Sorunu, yanımda bulunan iki değerli arkadaşımla birlikte, Behram’la konuşarak çözümlemeye çalıştık. Öpüşerek ayrıldığımız o günün sabahı, kendisine sembolik olarak 1000 mark yolladım. Parayı alır almaz, Frankfurt’a gidişimi o gün için engelleyerek alıp evine götürdü. Açık söylemek gerekirse, evinde ısrarla yapmaya çalıştığı pazarlıklardan utandım.
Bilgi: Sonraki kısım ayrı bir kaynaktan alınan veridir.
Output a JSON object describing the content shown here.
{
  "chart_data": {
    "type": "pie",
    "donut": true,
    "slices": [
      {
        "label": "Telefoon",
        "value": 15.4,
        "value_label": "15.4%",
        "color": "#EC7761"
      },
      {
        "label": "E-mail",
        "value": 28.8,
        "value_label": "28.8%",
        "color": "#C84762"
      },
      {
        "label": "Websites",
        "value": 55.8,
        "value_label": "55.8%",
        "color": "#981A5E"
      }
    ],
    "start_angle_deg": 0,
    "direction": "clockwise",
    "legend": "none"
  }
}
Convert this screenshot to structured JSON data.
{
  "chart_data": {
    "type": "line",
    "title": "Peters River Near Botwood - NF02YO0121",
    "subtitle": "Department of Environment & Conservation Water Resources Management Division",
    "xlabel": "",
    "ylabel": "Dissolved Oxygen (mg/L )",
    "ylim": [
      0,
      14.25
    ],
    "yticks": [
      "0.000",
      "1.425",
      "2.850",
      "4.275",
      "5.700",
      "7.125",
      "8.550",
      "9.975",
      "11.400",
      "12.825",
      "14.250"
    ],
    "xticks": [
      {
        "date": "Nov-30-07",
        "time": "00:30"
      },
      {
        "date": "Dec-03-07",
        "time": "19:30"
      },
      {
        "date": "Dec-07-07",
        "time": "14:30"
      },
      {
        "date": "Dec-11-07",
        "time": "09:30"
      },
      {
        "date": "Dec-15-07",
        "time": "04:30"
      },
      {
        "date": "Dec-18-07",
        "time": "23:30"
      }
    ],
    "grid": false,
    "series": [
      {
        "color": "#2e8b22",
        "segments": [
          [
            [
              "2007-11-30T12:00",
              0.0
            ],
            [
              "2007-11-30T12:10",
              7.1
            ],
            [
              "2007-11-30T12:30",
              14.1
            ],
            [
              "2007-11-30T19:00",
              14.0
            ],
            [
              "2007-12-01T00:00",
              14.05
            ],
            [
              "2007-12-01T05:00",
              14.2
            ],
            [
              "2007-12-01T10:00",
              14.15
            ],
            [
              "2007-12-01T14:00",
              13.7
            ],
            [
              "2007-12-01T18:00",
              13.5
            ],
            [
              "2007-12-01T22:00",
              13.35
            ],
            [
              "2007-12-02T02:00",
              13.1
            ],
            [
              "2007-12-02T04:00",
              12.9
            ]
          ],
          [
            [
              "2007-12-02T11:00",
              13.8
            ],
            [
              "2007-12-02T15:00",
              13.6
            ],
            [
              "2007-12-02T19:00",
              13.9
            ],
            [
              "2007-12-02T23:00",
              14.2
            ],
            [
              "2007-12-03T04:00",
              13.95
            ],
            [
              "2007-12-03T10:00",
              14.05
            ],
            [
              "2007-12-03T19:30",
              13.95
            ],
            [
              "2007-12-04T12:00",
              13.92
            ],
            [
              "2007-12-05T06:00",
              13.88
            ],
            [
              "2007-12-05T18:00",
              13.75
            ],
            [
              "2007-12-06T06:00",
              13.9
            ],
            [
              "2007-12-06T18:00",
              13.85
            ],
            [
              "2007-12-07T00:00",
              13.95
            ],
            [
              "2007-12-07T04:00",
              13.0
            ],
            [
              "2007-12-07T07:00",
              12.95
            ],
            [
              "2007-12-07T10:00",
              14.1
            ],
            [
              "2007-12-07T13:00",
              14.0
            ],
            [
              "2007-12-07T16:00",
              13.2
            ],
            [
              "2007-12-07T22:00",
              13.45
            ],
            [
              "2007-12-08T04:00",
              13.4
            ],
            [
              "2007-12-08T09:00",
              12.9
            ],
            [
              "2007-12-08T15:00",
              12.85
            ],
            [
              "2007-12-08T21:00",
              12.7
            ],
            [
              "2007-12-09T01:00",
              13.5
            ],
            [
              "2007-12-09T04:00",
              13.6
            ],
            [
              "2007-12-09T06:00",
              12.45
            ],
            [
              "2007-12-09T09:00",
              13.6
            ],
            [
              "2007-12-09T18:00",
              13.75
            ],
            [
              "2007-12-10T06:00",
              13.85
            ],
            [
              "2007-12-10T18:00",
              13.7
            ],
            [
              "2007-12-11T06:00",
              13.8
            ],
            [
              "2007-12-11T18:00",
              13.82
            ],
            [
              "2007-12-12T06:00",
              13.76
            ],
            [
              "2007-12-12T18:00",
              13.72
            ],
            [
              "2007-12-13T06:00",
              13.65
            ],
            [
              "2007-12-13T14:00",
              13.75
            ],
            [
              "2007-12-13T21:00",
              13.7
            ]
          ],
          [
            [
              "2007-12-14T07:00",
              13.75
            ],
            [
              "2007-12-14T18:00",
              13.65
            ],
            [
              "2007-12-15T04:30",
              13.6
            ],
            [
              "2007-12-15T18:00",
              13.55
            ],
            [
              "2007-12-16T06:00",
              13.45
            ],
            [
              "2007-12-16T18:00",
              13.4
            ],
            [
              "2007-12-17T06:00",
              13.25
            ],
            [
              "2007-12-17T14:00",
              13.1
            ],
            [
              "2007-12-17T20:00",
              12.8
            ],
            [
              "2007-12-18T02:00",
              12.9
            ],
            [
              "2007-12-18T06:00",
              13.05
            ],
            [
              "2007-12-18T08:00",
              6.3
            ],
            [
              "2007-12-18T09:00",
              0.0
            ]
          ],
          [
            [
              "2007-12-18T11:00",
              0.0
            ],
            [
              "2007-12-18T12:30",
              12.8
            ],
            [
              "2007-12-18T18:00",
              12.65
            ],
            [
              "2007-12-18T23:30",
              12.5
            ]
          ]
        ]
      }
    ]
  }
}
Yayınlanmamış yeni şiirlerini göstererek, “2000 frank verdiler, bu şiirlerime 1000 frank verdiler” gibisinden, malını bana pazarlamaya çalıştı. İstersem, 17 bin mark karşılığında hatırlayabildiğim kadarıyla 6-7 şiirini bestelemem için verebileceğini söyledi. O zaman nazik bir şekilde reddetmiştim. Çünkü ben yaptığım bir kaset için bile 17 bin mark almadım daha. Dışarıda farklı bilinmekle beraber, bunu insanlar, Unkapanı piyasası denilen o bataklıktan öğrenebilir.
Ben ülkeye döndükten 15-20 gün sonra, beni arayarak yakında Türk vatandaşlığına geçeceğini ve ülkeye döneceğini, kendisine 8 bin DM yollamam için uyardı. Aksi takdirde beni mahkemeye vereceğini söyledi. Telefonu yüzüne kapattım. Bütün mesele bu değil mi?
Devlet yıllardır gözaltılar, tutuklamalar, işkenceler, yasaklamalarla beni susturmaya çalıştı. Başarılı olamayınca; hakkımda açılmış olan davaları para cezasına çevirerek, ekonomik olarak zor durumda bırakmak için ne gerekiyorsa yaptı. Behram’ın açtığı bu dava sonuçlanır ve ona bu parayı ödersem, onun kadar mahkeme heyeti de sevinecektir. Çünkü, onların arayıp da bulamadığı bir fırsat, bir “dost”un marifetiyle gayet iyi değerlendirilecek.
Şunu da çok iyi biliyorum, bütün bu söylediklerimden sonra, daha önceleri yaptığın gibi, “Parayı alabilirsem, filan yere bağışlayacağım” da diyebilirsin. Hiç şaşman demagojide üzerine yoktur.
Ben, “Kim olursa olsun herkes kendi emeğinin karşılığını almalıdır” diyorum. Bugüne kadar birlikte çalıştığım hiçbir şair arkadaşa saygısızlık yapmadım. Behram’ın şiirlerini bestelerken de onun teşvikiyle, bilgisi dahilinde yaptım. Belki aramızda yazılı bir sözleşme yok, ancak hayatın kendisi bu gerçekliği açık bir şekilde ortaya koyacak.